Results: Surveys were completed by 224 clinicians (47% response rate) pre, and 196 (41%) post. Before implementation 41% respondents felt apprehensive and 29% somewhat intimidated about using EMR. After 6 months 88% liked using EMR frequently and found it easy to use (64%) without technical support (78%). While 68% felt very confident, 51% believed they were not utilising EMR’s full potential.
Half of AH clinicians agreed that significant upskilling is required and that it is not quick to learn. Live demonstrations were most valuable prior to training; hands-on practice in trainplay and superuser support were most valuable preparations for and during “go-live”.
Time-motion 4-hour data indicated that AH participants spent significantly more time in ‘direct clinical intervention’ after implementation (median (IQR)) 1.5 hours (1.0, 2.0) compared to 1.2 hours (0.8, 1.7) pre EMR, p=0.04.
Conclusions: Many factors can positively impact allied health adoption of a new EMR. “Big bang” implementation can lead to AH workflow efficiencies that increase time spent providing clinical intervention.

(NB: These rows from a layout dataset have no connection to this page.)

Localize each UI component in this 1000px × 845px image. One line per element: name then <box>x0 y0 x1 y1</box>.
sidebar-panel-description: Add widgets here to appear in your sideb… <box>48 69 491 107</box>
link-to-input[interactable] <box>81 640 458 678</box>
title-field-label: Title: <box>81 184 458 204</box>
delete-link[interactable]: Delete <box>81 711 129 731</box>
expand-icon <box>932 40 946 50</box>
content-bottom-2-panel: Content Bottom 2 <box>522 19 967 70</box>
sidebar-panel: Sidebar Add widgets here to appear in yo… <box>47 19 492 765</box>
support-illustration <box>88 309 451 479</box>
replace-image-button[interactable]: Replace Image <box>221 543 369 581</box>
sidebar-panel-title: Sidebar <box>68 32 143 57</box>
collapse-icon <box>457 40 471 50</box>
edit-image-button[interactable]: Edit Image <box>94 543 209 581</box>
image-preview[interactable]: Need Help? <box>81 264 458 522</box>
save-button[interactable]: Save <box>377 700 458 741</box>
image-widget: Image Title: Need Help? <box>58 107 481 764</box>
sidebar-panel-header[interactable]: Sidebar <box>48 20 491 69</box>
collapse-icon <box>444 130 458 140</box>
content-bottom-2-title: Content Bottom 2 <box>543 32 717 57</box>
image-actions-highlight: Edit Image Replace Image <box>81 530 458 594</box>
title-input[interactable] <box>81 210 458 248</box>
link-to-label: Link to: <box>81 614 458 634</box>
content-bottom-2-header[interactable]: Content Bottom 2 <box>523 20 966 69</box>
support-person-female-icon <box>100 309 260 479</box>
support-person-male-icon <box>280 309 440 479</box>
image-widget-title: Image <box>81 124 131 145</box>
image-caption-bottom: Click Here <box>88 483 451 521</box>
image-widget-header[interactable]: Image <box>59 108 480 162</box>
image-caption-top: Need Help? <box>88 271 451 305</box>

Kath Feely has worked in Public Health in Victoria for more than 20 years as a physiotherapist. She is the Chief Allied Health Information Officer at Parkville Precinct and co-chair of the Victorian Allied Health Clinical Informatics Advisory Group. Kath is passionate about using technology and data to evaluate and improve clinical service delivery and patient outcomes.